Streaming movies and TV over the web on Netflix is the biggest source of traffic in North America.
When Netflix started gaining steam among my friends in the early Oughts, I was impressed at being able to get virtually any film I wanted delivered to my door – even if I rarely watched them. Now though, I’m still a member of Netflix but I don’t bother to have DVDs mailed to me anymore because I can stream anything I want through my Xbox 360. It appears that I’m not alone as a report from broadband network company Sandvine states that 29.7 percent of all downstream internet traffic comes from Netflix streaming during peak usage hours. If you combine that with offer forms of “real-time entertainment” like Hulu or videos on The Escapist, the traffic accounts for 49.2 percent of peak bandwidth usage in North America.
The boost in traffic for Netflix – a growth of 44 percent from Sandvine’s report last fall – points to the growing trend for people to access entertainment on-demand. If you consider the rise of DVR services, we are definitely no longer content with being tied to a schedule of programming.

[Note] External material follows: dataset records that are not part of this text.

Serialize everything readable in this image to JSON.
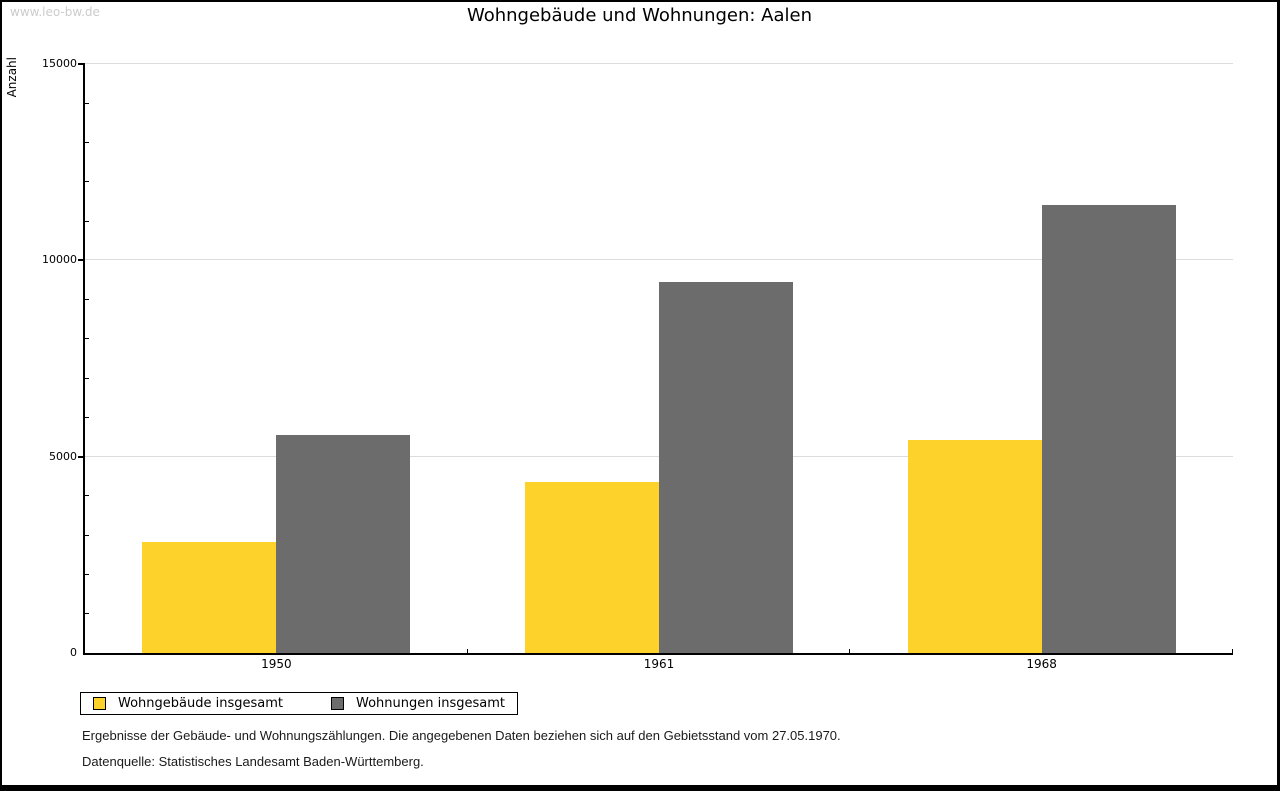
{
  "watermark": "www.leo-bw.de",
  "title": "Wohngebäude und Wohnungen: Aalen",
  "y_axis_title": "Anzahl",
  "footnotes": {
    "line1": "Ergebnisse der Gebäude- und Wohnungszählungen. Die angegebenen Daten beziehen sich auf den Gebietsstand vom 27.05.1970.",
    "line2": "Datenquelle: Statistisches Landesamt Baden-Württemberg."
  },
  "colors": {
    "series_wohngebaeude": "#fdd32b",
    "series_wohnungen": "#6c6c6c",
    "gridline": "#dcdcdc",
    "watermark": "#cccccc",
    "axis": "#000000"
  },
  "chart_data": {
    "type": "bar",
    "categories": [
      "1950",
      "1961",
      "1968"
    ],
    "series": [
      {
        "name": "Wohngebäude insgesamt",
        "color": "#fdd32b",
        "values": [
          2830,
          4360,
          5420
        ]
      },
      {
        "name": "Wohnungen insgesamt",
        "color": "#6c6c6c",
        "values": [
          5550,
          9450,
          11410
        ]
      }
    ],
    "title": "Wohngebäude und Wohnungen: Aalen",
    "xlabel": "",
    "ylabel": "Anzahl",
    "ylim": [
      0,
      15000
    ],
    "ytick_step": 5000,
    "yminor_step": 1000,
    "ytick_labels": [
      "0",
      "5000",
      "10000",
      "15000"
    ],
    "grid": true,
    "legend_position": "bottom-left"
  }
}
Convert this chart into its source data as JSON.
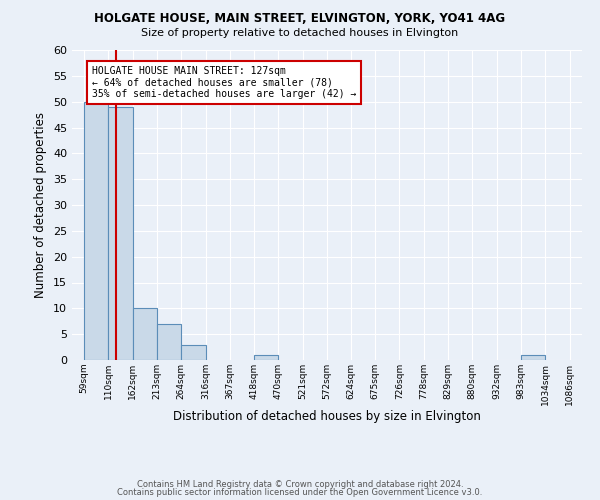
{
  "title1": "HOLGATE HOUSE, MAIN STREET, ELVINGTON, YORK, YO41 4AG",
  "title2": "Size of property relative to detached houses in Elvington",
  "xlabel": "Distribution of detached houses by size in Elvington",
  "ylabel": "Number of detached properties",
  "bin_edges": [
    59,
    110,
    162,
    213,
    264,
    316,
    367,
    418,
    470,
    521,
    572,
    624,
    675,
    726,
    778,
    829,
    880,
    932,
    983,
    1034,
    1086
  ],
  "bin_labels": [
    "59sqm",
    "110sqm",
    "162sqm",
    "213sqm",
    "264sqm",
    "316sqm",
    "367sqm",
    "418sqm",
    "470sqm",
    "521sqm",
    "572sqm",
    "624sqm",
    "675sqm",
    "726sqm",
    "778sqm",
    "829sqm",
    "880sqm",
    "932sqm",
    "983sqm",
    "1034sqm",
    "1086sqm"
  ],
  "counts": [
    50,
    49,
    10,
    7,
    3,
    0,
    0,
    1,
    0,
    0,
    0,
    0,
    0,
    0,
    0,
    0,
    0,
    0,
    1,
    0
  ],
  "bar_facecolor": "#c9d9e8",
  "bar_edgecolor": "#5b8db8",
  "property_line_x": 127,
  "property_line_color": "#cc0000",
  "annotation_text": "HOLGATE HOUSE MAIN STREET: 127sqm\n← 64% of detached houses are smaller (78)\n35% of semi-detached houses are larger (42) →",
  "annotation_box_edgecolor": "#cc0000",
  "annotation_box_facecolor": "#ffffff",
  "ylim": [
    0,
    60
  ],
  "yticks": [
    0,
    5,
    10,
    15,
    20,
    25,
    30,
    35,
    40,
    45,
    50,
    55,
    60
  ],
  "background_color": "#eaf0f8",
  "grid_color": "#ffffff",
  "footer1": "Contains HM Land Registry data © Crown copyright and database right 2024.",
  "footer2": "Contains public sector information licensed under the Open Government Licence v3.0."
}
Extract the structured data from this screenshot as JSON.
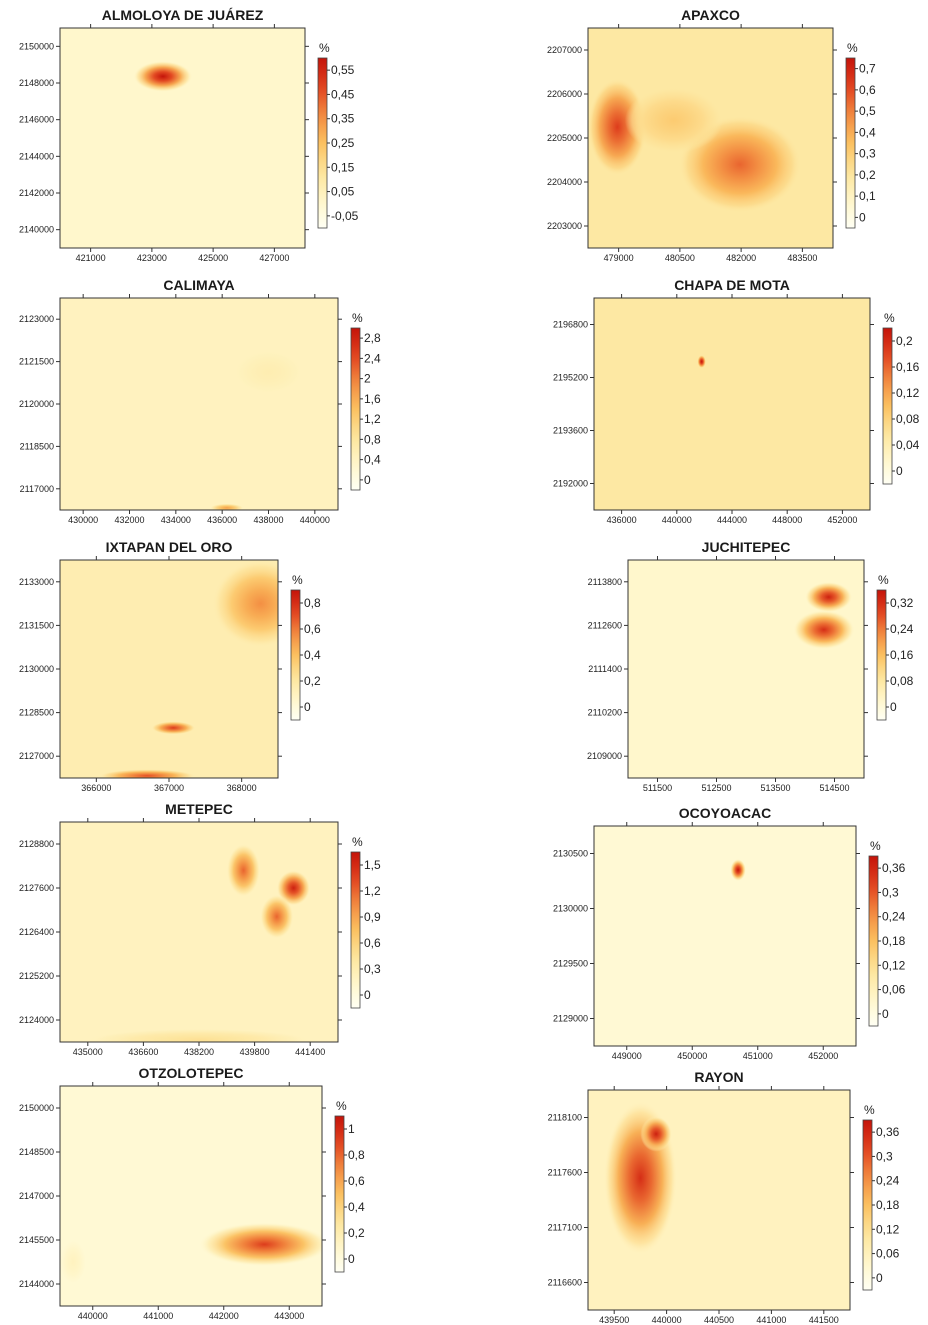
{
  "colors": {
    "ramp": [
      "#fffff4",
      "#fff6c8",
      "#fde49a",
      "#fbc060",
      "#f28a40",
      "#e0401e",
      "#c4140a"
    ],
    "frame": "#333333",
    "background": "#ffffff"
  },
  "chart_data": [
    {
      "type": "heatmap",
      "title": "ALMOLOYA DE JUÁREZ",
      "x_ticks": [
        "421000",
        "423000",
        "425000",
        "427000"
      ],
      "y_ticks": [
        "2150000",
        "2148000",
        "2146000",
        "2144000",
        "2142000",
        "2140000"
      ],
      "colorbar": {
        "unit": "%",
        "ticks": [
          "0,55",
          "0,45",
          "0,35",
          "0,25",
          "0,15",
          "0,05",
          "-0,05"
        ]
      },
      "hotspots": [
        {
          "x": 0.42,
          "y": 0.22,
          "rx": 0.12,
          "ry": 0.07,
          "value": 1.0
        }
      ],
      "base_level": 0.15
    },
    {
      "type": "heatmap",
      "title": "APAXCO",
      "x_ticks": [
        "479000",
        "480500",
        "482000",
        "483500"
      ],
      "y_ticks": [
        "2207000",
        "2206000",
        "2205000",
        "2204000",
        "2203000"
      ],
      "colorbar": {
        "unit": "%",
        "ticks": [
          "0,7",
          "0,6",
          "0,5",
          "0,4",
          "0,3",
          "0,2",
          "0,1",
          "0"
        ]
      },
      "hotspots": [
        {
          "x": 0.62,
          "y": 0.62,
          "rx": 0.25,
          "ry": 0.22,
          "value": 0.75
        },
        {
          "x": 0.12,
          "y": 0.45,
          "rx": 0.12,
          "ry": 0.22,
          "value": 0.85
        },
        {
          "x": 0.35,
          "y": 0.42,
          "rx": 0.2,
          "ry": 0.15,
          "value": 0.45
        }
      ],
      "base_level": 0.3
    },
    {
      "type": "heatmap",
      "title": "CALIMAYA",
      "x_ticks": [
        "430000",
        "432000",
        "434000",
        "436000",
        "438000",
        "440000"
      ],
      "y_ticks": [
        "2123000",
        "2121500",
        "2120000",
        "2118500",
        "2117000"
      ],
      "colorbar": {
        "unit": "%",
        "ticks": [
          "2,8",
          "2,4",
          "2",
          "1,6",
          "1,2",
          "0,8",
          "0,4",
          "0"
        ]
      },
      "hotspots": [
        {
          "x": 0.6,
          "y": 0.99,
          "rx": 0.06,
          "ry": 0.02,
          "value": 0.6
        },
        {
          "x": 0.75,
          "y": 0.35,
          "rx": 0.12,
          "ry": 0.1,
          "value": 0.25
        }
      ],
      "base_level": 0.2
    },
    {
      "type": "heatmap",
      "title": "CHAPA DE MOTA",
      "x_ticks": [
        "436000",
        "440000",
        "444000",
        "448000",
        "452000"
      ],
      "y_ticks": [
        "2196800",
        "2195200",
        "2193600",
        "2192000"
      ],
      "colorbar": {
        "unit": "%",
        "ticks": [
          "0,2",
          "0,16",
          "0,12",
          "0,08",
          "0,04",
          "0"
        ]
      },
      "hotspots": [
        {
          "x": 0.39,
          "y": 0.3,
          "rx": 0.015,
          "ry": 0.03,
          "value": 1.0
        }
      ],
      "base_level": 0.3
    },
    {
      "type": "heatmap",
      "title": "IXTAPAN DEL ORO",
      "x_ticks": [
        "366000",
        "367000",
        "368000"
      ],
      "y_ticks": [
        "2133000",
        "2131500",
        "2130000",
        "2128500",
        "2127000"
      ],
      "colorbar": {
        "unit": "%",
        "ticks": [
          "0,8",
          "0,6",
          "0,4",
          "0,2",
          "0"
        ]
      },
      "hotspots": [
        {
          "x": 0.92,
          "y": 0.2,
          "rx": 0.22,
          "ry": 0.2,
          "value": 0.65
        },
        {
          "x": 0.52,
          "y": 0.77,
          "rx": 0.1,
          "ry": 0.03,
          "value": 0.85
        },
        {
          "x": 0.4,
          "y": 0.99,
          "rx": 0.22,
          "ry": 0.03,
          "value": 0.8
        }
      ],
      "base_level": 0.25
    },
    {
      "type": "heatmap",
      "title": "JUCHITEPEC",
      "x_ticks": [
        "511500",
        "512500",
        "513500",
        "514500"
      ],
      "y_ticks": [
        "2113800",
        "2112600",
        "2111400",
        "2110200",
        "2109000"
      ],
      "colorbar": {
        "unit": "%",
        "ticks": [
          "0,32",
          "0,24",
          "0,16",
          "0,08",
          "0"
        ]
      },
      "hotspots": [
        {
          "x": 0.85,
          "y": 0.17,
          "rx": 0.1,
          "ry": 0.07,
          "value": 0.95
        },
        {
          "x": 0.83,
          "y": 0.32,
          "rx": 0.13,
          "ry": 0.09,
          "value": 0.9
        }
      ],
      "base_level": 0.15
    },
    {
      "type": "heatmap",
      "title": "METEPEC",
      "x_ticks": [
        "435000",
        "436600",
        "438200",
        "439800",
        "441400"
      ],
      "y_ticks": [
        "2128800",
        "2127600",
        "2126400",
        "2125200",
        "2124000"
      ],
      "colorbar": {
        "unit": "%",
        "ticks": [
          "1,5",
          "1,2",
          "0,9",
          "0,6",
          "0,3",
          "0"
        ]
      },
      "hotspots": [
        {
          "x": 0.66,
          "y": 0.22,
          "rx": 0.06,
          "ry": 0.12,
          "value": 0.75
        },
        {
          "x": 0.84,
          "y": 0.3,
          "rx": 0.06,
          "ry": 0.08,
          "value": 0.95
        },
        {
          "x": 0.78,
          "y": 0.43,
          "rx": 0.06,
          "ry": 0.1,
          "value": 0.75
        },
        {
          "x": 0.5,
          "y": 0.99,
          "rx": 0.4,
          "ry": 0.05,
          "value": 0.35
        }
      ],
      "base_level": 0.2
    },
    {
      "type": "heatmap",
      "title": "OCOYOACAC",
      "x_ticks": [
        "449000",
        "450000",
        "451000",
        "452000"
      ],
      "y_ticks": [
        "2130500",
        "2130000",
        "2129500",
        "2129000"
      ],
      "colorbar": {
        "unit": "%",
        "ticks": [
          "0,36",
          "0,3",
          "0,24",
          "0,18",
          "0,12",
          "0,06",
          "0"
        ]
      },
      "hotspots": [
        {
          "x": 0.55,
          "y": 0.2,
          "rx": 0.03,
          "ry": 0.05,
          "value": 1.0
        }
      ],
      "base_level": 0.12
    },
    {
      "type": "heatmap",
      "title": "OTZOLOTEPEC",
      "x_ticks": [
        "440000",
        "441000",
        "442000",
        "443000"
      ],
      "y_ticks": [
        "2150000",
        "2148500",
        "2147000",
        "2145500",
        "2144000"
      ],
      "colorbar": {
        "unit": "%",
        "ticks": [
          "1",
          "0,8",
          "0,6",
          "0,4",
          "0,2",
          "0"
        ]
      },
      "hotspots": [
        {
          "x": 0.78,
          "y": 0.72,
          "rx": 0.25,
          "ry": 0.1,
          "value": 0.85
        },
        {
          "x": 0.05,
          "y": 0.8,
          "rx": 0.05,
          "ry": 0.1,
          "value": 0.2
        }
      ],
      "base_level": 0.12
    },
    {
      "type": "heatmap",
      "title": "RAYON",
      "x_ticks": [
        "439500",
        "440000",
        "440500",
        "441000",
        "441500"
      ],
      "y_ticks": [
        "2118100",
        "2117600",
        "2117100",
        "2116600"
      ],
      "colorbar": {
        "unit": "%",
        "ticks": [
          "0,36",
          "0,3",
          "0,24",
          "0,18",
          "0,12",
          "0,06",
          "0"
        ]
      },
      "hotspots": [
        {
          "x": 0.2,
          "y": 0.4,
          "rx": 0.14,
          "ry": 0.35,
          "value": 0.9
        },
        {
          "x": 0.26,
          "y": 0.2,
          "rx": 0.06,
          "ry": 0.08,
          "value": 0.95
        }
      ],
      "base_level": 0.2
    }
  ]
}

“That speaks to an insatiable demand we all have for accessing information and entertainment over different mediums at different times,” said Tom Donnelly from Sandvine.
Science-fiction has portrayed entertainment in various ways, from the “walls” of television in Fahrenheit 451 to the multiple channel watching Marty McFly Jr. indulges in Back to the Future II. But even such fantasies will pale compared to how entertainment will be distributed in even five years time.
Soon, humans will be able to access whatever content we want, whenever we want. Netflix is only the beginning.